# Blendeneffekt



## MasterDion (21. Februar 2004)

Sorry für ne frage. Hab gegoogelt und hier gesucht, aber nichts gefunden.
Meine Frage:

Bei meinem Blendeneffekt bricht sich das Licht in der Mitte. Gibt es irgenteine Möglichkeit diesen Punkt zu verschieben?

MfG
Master Dion


----------



## Clubkatze (21. Februar 2004)

Kannst du mal ne Beispielgrafik anhängen?


----------



## MasterDion (21. Februar 2004)

Etwas große Bilder, aber wer hat denn noch kein DSL? ) 

Hier dort ist es auch nochmal erklärt was genau mein Problem ist


----------



## da_Dj (21. Februar 2004)

Machst du das in einem markierten Bereich, bzw. hast danach was von der Ebene wo du es gemacht hast, was abgeschnitten?


----------



## mortimer (21. Februar 2004)

Ja, das geht . Du mußt PS nur ein wenig besch... !

Vergrößere die Arbeitsfläche und setz' Dein Bild nach unten. Der Ansatzpunkt für den Filter muß in der Mitte Deines neuen Bildes liegen . Wenn der Filter richtig sitzt, schneidest Du Dein ursprüngliches Motiv aus.

mortimer


----------



## MasterDion (21. Februar 2004)

Es ist zwar ein wenig verrückt, aber es  klappt )
Danke schön

MfG
MasterDion


----------



## mortimer (21. Februar 2004)

Es geht auch noch viel einfacher, indem Du den Filter nur in einem markierten Bereich verwendest..
Aber die verrückten Lösungen schulen das Denken !


----------



## MasterDion (21. Februar 2004)

Nein das mit dem markierten bereich klappt ja gerade nicht.
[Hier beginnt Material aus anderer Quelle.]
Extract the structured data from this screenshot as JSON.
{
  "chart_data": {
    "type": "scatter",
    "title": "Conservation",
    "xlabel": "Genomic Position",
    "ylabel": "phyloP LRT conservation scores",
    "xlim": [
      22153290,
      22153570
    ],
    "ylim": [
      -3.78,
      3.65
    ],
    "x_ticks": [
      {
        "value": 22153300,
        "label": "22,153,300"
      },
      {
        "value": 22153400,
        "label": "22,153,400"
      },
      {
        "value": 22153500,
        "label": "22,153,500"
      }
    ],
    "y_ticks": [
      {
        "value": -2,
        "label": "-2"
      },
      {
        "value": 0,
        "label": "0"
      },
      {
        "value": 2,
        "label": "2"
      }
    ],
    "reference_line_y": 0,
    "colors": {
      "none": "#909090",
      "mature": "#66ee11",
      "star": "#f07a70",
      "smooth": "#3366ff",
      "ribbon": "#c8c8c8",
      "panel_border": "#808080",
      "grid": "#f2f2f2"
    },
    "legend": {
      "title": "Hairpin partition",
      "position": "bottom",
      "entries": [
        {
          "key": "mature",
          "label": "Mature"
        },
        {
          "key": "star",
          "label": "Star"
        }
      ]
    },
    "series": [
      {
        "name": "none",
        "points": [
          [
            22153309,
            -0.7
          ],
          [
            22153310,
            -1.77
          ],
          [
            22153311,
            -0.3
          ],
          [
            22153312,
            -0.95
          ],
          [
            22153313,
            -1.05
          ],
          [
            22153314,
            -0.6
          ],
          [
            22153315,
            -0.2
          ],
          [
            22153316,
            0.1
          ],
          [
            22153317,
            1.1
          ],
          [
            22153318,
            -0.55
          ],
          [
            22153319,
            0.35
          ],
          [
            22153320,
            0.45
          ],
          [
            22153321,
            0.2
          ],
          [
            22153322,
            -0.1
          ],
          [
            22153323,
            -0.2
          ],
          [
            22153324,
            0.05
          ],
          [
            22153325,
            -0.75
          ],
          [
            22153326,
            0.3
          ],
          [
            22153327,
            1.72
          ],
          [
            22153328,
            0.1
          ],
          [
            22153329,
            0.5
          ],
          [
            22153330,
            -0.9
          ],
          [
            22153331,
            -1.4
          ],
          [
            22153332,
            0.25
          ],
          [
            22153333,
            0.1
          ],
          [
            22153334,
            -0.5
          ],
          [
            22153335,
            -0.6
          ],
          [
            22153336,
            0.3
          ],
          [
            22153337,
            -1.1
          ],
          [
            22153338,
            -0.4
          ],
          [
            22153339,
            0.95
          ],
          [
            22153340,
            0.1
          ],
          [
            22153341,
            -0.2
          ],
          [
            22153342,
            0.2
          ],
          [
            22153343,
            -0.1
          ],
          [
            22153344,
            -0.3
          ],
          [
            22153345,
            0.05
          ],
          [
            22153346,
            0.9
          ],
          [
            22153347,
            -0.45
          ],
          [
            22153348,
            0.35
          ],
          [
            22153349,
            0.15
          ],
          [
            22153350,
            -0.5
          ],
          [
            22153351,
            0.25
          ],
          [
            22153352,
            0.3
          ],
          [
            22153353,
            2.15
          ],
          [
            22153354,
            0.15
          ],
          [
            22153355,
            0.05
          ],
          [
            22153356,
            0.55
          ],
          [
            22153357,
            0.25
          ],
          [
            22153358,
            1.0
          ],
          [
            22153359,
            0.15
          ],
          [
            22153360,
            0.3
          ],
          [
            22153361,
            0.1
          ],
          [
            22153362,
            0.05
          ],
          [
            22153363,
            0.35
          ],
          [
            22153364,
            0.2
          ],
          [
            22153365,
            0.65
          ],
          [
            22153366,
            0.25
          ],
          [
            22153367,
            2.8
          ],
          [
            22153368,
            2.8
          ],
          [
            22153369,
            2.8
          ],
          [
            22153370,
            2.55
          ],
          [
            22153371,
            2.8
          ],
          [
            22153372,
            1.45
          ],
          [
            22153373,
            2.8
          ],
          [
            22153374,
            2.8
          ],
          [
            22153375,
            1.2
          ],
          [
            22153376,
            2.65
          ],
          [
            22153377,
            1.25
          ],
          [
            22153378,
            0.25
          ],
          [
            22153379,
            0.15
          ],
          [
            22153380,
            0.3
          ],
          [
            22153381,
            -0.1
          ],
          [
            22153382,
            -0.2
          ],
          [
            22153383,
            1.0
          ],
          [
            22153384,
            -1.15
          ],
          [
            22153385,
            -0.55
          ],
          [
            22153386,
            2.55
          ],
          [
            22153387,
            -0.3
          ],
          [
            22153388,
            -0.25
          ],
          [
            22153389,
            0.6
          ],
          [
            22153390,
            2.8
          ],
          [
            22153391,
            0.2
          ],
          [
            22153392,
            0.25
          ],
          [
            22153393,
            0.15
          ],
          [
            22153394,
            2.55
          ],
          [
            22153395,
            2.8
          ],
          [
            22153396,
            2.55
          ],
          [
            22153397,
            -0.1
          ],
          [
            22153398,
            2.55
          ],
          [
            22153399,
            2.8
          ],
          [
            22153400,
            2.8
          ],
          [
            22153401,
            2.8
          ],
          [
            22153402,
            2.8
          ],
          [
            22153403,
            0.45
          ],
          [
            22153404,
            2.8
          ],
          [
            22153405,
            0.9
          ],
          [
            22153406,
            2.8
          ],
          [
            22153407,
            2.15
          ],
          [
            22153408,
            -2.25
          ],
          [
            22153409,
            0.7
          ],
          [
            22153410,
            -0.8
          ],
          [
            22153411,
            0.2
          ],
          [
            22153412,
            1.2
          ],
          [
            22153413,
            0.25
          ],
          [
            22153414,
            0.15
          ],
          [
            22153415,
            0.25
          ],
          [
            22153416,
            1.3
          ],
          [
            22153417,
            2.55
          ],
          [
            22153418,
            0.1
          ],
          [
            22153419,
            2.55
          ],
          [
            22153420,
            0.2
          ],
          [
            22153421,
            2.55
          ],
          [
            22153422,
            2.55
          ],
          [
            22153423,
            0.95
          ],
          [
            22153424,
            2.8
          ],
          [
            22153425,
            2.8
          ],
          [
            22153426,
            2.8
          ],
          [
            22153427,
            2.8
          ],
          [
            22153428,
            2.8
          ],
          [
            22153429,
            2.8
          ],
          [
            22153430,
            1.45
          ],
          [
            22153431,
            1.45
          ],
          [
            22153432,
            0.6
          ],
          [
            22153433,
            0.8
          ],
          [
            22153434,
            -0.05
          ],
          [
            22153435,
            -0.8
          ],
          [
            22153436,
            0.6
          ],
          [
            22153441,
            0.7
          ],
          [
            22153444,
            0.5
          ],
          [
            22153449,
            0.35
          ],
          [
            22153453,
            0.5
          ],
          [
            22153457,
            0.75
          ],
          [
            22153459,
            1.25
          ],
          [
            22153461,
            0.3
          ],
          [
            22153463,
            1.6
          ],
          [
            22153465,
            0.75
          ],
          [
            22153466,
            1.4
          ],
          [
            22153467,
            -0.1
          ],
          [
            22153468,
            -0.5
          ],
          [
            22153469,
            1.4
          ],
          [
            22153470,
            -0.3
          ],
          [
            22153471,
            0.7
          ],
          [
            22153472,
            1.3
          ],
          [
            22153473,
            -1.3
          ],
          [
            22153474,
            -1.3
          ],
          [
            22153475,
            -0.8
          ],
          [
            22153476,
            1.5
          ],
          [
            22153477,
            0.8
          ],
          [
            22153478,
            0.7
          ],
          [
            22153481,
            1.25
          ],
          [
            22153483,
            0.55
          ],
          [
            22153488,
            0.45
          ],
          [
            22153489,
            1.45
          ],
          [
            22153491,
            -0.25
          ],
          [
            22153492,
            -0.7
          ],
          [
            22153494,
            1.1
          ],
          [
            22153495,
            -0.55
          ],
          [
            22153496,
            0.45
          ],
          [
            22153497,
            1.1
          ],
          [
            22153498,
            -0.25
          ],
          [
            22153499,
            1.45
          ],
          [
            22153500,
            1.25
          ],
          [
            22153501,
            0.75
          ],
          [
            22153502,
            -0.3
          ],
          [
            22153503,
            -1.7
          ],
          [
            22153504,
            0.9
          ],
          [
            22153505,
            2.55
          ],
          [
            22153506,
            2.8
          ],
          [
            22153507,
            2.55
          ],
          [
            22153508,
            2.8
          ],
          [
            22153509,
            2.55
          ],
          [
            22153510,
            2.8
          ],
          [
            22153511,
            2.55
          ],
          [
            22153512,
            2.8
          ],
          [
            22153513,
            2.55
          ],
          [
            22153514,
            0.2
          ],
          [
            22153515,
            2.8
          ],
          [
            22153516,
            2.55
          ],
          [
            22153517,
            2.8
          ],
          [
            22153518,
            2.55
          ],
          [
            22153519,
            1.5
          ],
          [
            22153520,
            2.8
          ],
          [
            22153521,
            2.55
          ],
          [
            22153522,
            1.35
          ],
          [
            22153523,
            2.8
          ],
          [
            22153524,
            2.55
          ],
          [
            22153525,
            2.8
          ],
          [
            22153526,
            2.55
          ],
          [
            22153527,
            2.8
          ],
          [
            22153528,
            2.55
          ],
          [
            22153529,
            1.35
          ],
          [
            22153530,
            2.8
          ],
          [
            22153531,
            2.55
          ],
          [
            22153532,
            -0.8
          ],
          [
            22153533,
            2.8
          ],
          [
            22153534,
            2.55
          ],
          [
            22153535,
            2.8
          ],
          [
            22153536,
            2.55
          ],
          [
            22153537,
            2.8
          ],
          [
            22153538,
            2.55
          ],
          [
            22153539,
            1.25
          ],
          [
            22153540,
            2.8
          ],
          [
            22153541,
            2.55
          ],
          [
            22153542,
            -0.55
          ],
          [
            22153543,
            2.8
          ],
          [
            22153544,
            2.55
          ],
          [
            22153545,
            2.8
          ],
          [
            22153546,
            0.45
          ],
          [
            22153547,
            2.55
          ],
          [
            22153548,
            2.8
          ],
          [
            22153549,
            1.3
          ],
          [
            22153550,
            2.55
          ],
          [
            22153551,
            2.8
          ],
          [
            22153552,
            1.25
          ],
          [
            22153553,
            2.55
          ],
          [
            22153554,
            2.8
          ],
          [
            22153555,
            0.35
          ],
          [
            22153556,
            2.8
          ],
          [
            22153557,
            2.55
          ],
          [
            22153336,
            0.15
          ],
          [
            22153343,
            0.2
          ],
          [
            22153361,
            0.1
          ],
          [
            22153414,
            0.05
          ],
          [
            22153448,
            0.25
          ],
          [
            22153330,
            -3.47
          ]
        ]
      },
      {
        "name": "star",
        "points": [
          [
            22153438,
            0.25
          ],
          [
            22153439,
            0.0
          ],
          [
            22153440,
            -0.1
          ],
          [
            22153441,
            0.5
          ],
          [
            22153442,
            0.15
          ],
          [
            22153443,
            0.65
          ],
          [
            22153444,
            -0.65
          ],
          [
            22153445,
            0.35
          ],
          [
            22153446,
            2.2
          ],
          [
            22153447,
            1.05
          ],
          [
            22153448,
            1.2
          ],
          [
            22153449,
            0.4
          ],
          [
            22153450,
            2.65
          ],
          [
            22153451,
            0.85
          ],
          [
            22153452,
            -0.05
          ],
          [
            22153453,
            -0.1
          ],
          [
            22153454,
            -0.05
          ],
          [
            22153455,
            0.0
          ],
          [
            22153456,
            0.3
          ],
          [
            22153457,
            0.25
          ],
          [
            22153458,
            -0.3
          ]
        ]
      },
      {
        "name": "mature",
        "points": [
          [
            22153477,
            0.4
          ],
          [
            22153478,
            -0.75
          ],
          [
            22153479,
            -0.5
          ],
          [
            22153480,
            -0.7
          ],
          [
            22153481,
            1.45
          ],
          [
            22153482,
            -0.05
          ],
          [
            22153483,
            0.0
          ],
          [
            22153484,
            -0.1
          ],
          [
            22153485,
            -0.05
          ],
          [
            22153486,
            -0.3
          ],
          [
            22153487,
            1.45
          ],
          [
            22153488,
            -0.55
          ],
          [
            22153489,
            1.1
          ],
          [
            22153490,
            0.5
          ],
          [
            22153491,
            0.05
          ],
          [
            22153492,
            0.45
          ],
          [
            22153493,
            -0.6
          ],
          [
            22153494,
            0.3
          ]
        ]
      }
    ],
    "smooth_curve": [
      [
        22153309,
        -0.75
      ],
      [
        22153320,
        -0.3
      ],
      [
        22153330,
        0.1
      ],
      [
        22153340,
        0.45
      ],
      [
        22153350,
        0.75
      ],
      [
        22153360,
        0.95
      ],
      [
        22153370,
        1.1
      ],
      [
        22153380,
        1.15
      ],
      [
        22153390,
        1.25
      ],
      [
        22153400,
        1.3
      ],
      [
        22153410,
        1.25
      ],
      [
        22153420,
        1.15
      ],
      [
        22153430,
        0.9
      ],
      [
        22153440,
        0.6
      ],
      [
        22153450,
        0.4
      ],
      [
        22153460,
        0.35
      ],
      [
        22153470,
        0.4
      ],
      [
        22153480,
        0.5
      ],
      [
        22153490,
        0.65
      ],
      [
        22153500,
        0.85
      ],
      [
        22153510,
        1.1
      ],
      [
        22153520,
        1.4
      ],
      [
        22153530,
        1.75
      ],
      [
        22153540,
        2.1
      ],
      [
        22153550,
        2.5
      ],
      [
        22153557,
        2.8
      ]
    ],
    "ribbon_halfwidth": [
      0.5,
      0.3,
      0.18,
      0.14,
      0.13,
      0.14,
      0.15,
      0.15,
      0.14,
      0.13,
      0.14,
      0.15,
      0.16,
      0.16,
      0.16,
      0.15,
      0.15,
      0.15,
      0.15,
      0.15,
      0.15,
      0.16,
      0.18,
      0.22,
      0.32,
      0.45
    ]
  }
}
Da dann die Lichteffekte abgeschnitten werden und nich über den Markierten bereich hinausgehen. Wie man an dem beigefügten Beispiel gut sehen kann.
MfG
MasterDion


----------



## mortimer (21. Februar 2004)

Ja, stimmt. Habe mir Dein Beispiel jetzt erst genauer angesehen. Ich dachte zuerst, Dein Problem wäre die waagrechte Ausrichtung der Flares.
Wie dem auch sei, mortimers patentiert-bucklige Lösung werkelt ja.    

mortimer


----------



## ephiance (21. Februar 2004)

Mach es doch einfach auf deine Art, drück Strg+t und drehe den atemberaubenden Effekt in die gewünschte Richtung.


----------



## Martin Schaefer (21. Februar 2004)

Hi,

Blendenflecke in der gewünschten Richtung auf ein sehr große schwarze
Fläche rechnen lassen. Diese Fläche dann kopieren, über dein Bild einfügen
und den Ebenenmodus auf "Negativ multiplizieren".
Schon hast du eine Blendenfleckenebene auf einer eigenständigen Ebene zum
fröhlichen verschieben, skalieren und drehen.

Gruß
Martin


----------